Cliff People
— Sam Reese
This country is too flat, she tells me. Maybe it’s because of all the people—like they’ve trampled out all the interesting dips and curves. Maybe it’s the weather. The weight of all that gloom. She has a point; when you’re used to mountains, meadows look depressed.
Every weekend, I drive her to the coast. With the air conditioning on, our throats grow dry and our eyes grow hot, but then we’ll round a corner and suddenly, instead of endless grass, broken only by the occasional, sad little town, the horizon yawns and then falls away. You remember just how big the sky can be.
It was worse inland, in the middle. There, even the people seemed squashed down. She’d come home from classes scowling. How can you expect such people to write poetry, she’d ask, a poem is the moment something stirs, something trembles, waiting to take flight. Here, they’re on firm ground. They want to stay that way—they’re too afraid to take a leap, to step into a space they can’t see.
Since we moved up north, she’s decided she’s a cliff person. I need space and distance, she tells me, I need to know that something’s at stake. We drive to an empty carpark and walk along the edge, taking in the cascading views. From here, the ocean bears no resemblance to a bath, a pool, a lake. It’s a texture, an element, something alive. Sometimes we have to make our way down to the wind-raked beaches. Not just to feel the shadows of the cliffs, the depths looming above us, but to be close to the water, to know it can’t be tamed.
But the light is different here. It comes obliquely through the clouds, and then the sea, the sky, the beach, even the cliffs, all appear the same bleached white. It isn’t like a landscape from another planet, though. It’s familiar, something that might live inside you, something you don’t quite understand. On days like that, we find ourselves walking for hours. Our legs grow heavy but we cannot turn around. The ice cream on the journey home tastes of salt, and for days we cannot seem to lose the grit of sand from between our toes.
Afterwards, I thought a trip down south might make a change. When we crested the final rise and the valley spread before us, she nodded in approval. The buildings feel right, she added, they fit the curves and the drops. From the window in our room the tiers of green stagger away.
It wasn’t until after breakfast that the atmosphere changed. We walked along the corridors of stone and slate, and she told me what I was already thinking. It’s like walking through a cemetery, she whispered. I wanted to remind her that she didn’t have to keep her voice down, but the words caught somewhere in my throat. Wrapped in this thick mood we bought coffee and hot chocolate. I leant against the bulwark of a bridge, and she watched as the birds floated down the river and launched themselves into the sky.

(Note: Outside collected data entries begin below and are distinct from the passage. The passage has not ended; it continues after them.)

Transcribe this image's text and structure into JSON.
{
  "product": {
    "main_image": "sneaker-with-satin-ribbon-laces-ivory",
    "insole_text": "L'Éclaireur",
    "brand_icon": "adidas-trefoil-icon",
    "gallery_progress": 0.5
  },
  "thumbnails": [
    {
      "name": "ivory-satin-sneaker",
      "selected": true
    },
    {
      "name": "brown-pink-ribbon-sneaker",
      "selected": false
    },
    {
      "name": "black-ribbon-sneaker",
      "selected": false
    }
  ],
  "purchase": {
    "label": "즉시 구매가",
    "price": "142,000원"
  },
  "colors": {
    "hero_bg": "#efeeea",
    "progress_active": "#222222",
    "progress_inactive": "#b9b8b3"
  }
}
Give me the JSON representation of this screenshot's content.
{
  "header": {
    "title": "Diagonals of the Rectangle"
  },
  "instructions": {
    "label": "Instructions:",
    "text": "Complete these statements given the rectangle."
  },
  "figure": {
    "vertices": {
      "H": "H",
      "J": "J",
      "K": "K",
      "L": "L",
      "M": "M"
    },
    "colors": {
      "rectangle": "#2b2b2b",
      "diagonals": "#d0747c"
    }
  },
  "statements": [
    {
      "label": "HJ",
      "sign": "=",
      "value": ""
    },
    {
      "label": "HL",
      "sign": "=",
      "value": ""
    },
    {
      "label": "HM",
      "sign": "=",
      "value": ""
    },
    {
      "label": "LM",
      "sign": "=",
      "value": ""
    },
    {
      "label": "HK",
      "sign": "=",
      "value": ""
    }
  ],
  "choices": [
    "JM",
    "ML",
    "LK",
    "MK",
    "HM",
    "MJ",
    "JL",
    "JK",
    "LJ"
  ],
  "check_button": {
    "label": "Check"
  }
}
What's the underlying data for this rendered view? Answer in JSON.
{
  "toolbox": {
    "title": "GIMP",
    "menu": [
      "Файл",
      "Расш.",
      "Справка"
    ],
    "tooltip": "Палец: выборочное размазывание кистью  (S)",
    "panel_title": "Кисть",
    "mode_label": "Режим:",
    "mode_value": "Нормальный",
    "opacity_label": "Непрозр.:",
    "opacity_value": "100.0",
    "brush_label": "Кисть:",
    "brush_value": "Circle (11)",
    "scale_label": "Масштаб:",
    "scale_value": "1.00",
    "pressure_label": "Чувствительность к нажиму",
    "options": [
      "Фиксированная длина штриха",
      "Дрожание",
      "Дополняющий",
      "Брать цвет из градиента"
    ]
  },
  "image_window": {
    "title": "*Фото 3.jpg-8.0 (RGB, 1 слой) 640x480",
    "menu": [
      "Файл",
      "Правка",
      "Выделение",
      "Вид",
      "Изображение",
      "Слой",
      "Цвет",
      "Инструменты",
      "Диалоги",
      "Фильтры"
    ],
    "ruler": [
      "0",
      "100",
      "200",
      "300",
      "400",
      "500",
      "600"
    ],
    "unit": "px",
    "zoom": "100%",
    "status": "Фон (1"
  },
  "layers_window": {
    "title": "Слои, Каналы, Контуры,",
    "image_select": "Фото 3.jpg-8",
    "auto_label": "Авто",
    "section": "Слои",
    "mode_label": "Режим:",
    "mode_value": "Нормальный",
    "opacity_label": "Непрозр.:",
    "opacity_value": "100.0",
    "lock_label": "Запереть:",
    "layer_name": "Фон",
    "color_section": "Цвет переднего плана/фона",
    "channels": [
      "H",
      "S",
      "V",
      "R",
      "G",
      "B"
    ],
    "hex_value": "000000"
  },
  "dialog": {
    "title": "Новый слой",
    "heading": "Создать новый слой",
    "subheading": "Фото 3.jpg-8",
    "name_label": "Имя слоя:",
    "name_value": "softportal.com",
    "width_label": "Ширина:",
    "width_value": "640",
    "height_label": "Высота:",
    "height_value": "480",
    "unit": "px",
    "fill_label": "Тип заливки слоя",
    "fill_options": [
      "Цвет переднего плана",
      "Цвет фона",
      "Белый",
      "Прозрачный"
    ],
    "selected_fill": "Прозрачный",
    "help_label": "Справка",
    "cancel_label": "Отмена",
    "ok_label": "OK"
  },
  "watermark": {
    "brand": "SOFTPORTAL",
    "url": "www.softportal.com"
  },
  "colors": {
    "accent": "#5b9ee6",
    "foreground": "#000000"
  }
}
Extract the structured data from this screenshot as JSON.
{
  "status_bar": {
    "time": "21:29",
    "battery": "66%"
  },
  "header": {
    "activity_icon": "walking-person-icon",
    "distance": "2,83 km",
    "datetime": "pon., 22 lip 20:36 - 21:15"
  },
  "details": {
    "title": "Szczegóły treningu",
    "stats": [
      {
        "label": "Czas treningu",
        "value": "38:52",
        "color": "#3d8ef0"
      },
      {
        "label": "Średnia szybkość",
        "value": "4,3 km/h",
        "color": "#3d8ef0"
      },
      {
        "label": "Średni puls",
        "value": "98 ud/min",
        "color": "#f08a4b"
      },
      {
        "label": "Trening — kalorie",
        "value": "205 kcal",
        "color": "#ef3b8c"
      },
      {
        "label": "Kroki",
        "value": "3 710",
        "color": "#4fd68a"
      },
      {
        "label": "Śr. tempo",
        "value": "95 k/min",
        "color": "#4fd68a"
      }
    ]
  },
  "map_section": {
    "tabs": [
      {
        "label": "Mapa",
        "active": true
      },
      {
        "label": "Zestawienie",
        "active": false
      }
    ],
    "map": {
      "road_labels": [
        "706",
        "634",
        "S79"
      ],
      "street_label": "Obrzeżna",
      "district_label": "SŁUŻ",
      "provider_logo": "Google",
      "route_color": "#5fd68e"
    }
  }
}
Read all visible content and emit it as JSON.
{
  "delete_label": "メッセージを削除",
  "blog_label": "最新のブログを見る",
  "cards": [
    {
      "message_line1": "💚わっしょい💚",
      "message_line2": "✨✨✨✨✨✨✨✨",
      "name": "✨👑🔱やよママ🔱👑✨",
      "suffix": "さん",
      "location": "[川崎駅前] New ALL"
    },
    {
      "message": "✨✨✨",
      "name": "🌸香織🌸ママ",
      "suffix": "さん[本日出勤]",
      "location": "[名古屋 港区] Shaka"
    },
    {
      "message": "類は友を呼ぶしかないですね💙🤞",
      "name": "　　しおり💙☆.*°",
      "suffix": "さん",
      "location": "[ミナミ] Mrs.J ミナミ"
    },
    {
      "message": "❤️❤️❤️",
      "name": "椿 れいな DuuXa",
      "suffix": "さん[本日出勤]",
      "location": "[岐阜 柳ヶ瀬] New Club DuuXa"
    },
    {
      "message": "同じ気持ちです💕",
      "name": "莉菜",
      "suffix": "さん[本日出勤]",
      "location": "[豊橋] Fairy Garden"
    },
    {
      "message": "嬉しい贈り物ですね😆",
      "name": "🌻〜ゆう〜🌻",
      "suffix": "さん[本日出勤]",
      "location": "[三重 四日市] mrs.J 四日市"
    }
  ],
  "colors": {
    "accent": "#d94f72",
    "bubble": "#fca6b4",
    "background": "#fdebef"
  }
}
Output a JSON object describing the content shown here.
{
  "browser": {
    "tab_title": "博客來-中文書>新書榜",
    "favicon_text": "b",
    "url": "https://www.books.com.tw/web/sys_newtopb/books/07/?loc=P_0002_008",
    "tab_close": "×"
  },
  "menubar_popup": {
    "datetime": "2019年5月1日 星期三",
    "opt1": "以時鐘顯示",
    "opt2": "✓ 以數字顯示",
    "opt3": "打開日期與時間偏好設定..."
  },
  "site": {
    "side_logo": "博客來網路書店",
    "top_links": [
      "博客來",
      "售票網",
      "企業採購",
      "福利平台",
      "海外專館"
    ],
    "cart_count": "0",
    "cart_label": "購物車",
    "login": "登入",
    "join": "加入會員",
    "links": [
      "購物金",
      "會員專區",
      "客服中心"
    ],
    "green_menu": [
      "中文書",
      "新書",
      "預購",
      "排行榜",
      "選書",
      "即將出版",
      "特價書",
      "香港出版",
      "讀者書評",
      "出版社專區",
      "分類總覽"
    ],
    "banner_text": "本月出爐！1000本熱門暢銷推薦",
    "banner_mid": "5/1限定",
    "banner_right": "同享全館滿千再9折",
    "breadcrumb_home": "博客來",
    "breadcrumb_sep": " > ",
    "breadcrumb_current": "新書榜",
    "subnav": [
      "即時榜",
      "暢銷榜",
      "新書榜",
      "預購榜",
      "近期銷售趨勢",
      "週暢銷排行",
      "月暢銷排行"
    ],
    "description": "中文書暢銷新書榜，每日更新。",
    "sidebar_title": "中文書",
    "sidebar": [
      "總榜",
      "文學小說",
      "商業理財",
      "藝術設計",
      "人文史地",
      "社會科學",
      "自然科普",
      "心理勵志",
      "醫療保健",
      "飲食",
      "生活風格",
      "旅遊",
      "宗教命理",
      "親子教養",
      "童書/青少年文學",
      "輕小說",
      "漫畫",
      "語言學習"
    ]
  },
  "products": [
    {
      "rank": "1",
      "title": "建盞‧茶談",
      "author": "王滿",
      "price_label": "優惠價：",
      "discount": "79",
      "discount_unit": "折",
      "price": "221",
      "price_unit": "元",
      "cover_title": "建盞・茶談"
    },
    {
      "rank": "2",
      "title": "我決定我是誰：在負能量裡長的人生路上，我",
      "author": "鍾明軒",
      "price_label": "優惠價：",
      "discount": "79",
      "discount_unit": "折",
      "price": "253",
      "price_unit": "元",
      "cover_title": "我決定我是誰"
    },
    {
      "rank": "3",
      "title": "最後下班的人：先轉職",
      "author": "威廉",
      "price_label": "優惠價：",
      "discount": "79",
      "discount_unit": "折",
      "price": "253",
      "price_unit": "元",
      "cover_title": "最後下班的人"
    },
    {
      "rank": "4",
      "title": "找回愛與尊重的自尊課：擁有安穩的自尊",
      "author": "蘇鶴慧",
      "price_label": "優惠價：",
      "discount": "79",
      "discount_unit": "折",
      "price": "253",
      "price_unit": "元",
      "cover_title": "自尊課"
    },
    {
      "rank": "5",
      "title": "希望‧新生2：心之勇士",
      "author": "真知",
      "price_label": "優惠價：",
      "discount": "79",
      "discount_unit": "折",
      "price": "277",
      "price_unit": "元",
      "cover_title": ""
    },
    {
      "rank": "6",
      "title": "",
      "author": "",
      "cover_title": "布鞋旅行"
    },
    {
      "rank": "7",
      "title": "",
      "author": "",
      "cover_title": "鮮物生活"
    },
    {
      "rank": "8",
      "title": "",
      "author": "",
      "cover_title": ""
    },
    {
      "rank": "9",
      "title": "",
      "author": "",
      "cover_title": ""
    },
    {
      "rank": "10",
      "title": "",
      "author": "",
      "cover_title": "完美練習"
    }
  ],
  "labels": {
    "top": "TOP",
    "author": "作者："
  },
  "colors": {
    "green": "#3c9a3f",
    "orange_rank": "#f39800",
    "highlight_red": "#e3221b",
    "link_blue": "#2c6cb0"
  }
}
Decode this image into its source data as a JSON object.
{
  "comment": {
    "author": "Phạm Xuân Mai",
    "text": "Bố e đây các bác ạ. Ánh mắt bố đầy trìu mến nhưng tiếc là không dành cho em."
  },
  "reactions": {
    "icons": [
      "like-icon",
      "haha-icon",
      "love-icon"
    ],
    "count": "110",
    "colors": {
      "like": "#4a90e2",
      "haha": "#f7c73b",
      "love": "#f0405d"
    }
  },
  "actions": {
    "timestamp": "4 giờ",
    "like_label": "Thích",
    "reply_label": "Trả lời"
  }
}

In the park, the clouds burst. Can’t these people tell the difference, she asked, between shallows and depths? When we visited the baths it wasn’t any better. The water is the colour of glazed pottery, like the inside of a shell, and smells of mud and darkness. She squatted down until the water was at eye level and the steam rolled over her like clouds. She shook her head. It’s just an analogy, she explained. Anyway, this will all be underwater soon. I did not pretend to understand.
She wakes me at 2 a.m. with open curtains and a solemn mouth. The moon is too low here, she whispers. Gravity is different—things don’t feel as they ought to in your hand. She needs a story about heights, about the way the world looks from above. Through the window I can catch the smell of rain.
I tell her about the dive.
You walk for hours through tunnels of green. The leaves are heavy, and the ferns curl up like coy animals, dew glistening on their hair. In the distance you can hear the sound of falling water. The track dips up and down in little waves and because of this, when you start to climb, you don’t notice the elevation at first. But soon the trees around you change. They’re thinner, more obtuse and, instead of ferns, patches of tussock grass stretch up towards the sun. That’s when you start to feel the height in your legs, swelling and immense.
She rests her head against my chest as I describe the hut: the worn wooden panels, the way the wind weaves through the cracks, the smell of dry earth and wet cloth. How the night sky looks when you’re alone.
I tell her how I wake with the sun, leave everything behind. The final climb leads up a scar along the mountainside; the earth is loose, so you have to crawl on your hands and knees. The lake is a surprise, though, not just because it appears suddenly, but because you can sense its depth. I tell her how it feels to have the sun against your naked back, to bend down on your knees and launch yourself into open space. By the time I hit the water, and the cold tightens my skin, I think she’s asleep.
I see the rain hitting the window, running against the shadow of her face. She woke me early, shaking me as if to raise the dead. She’s half asleep, but starts to talk to me again about the rising tides. The melting polar ice, she murmurs. Soon it will spill over, wash away the plains. Only the cliff people will be left behind. I’m afraid to talk to her about erosion. The water lapping at the base of cliffs, lapping at the base of us all.
An earlier version of this story was published in Brittle Star (Issue 41, November 2017).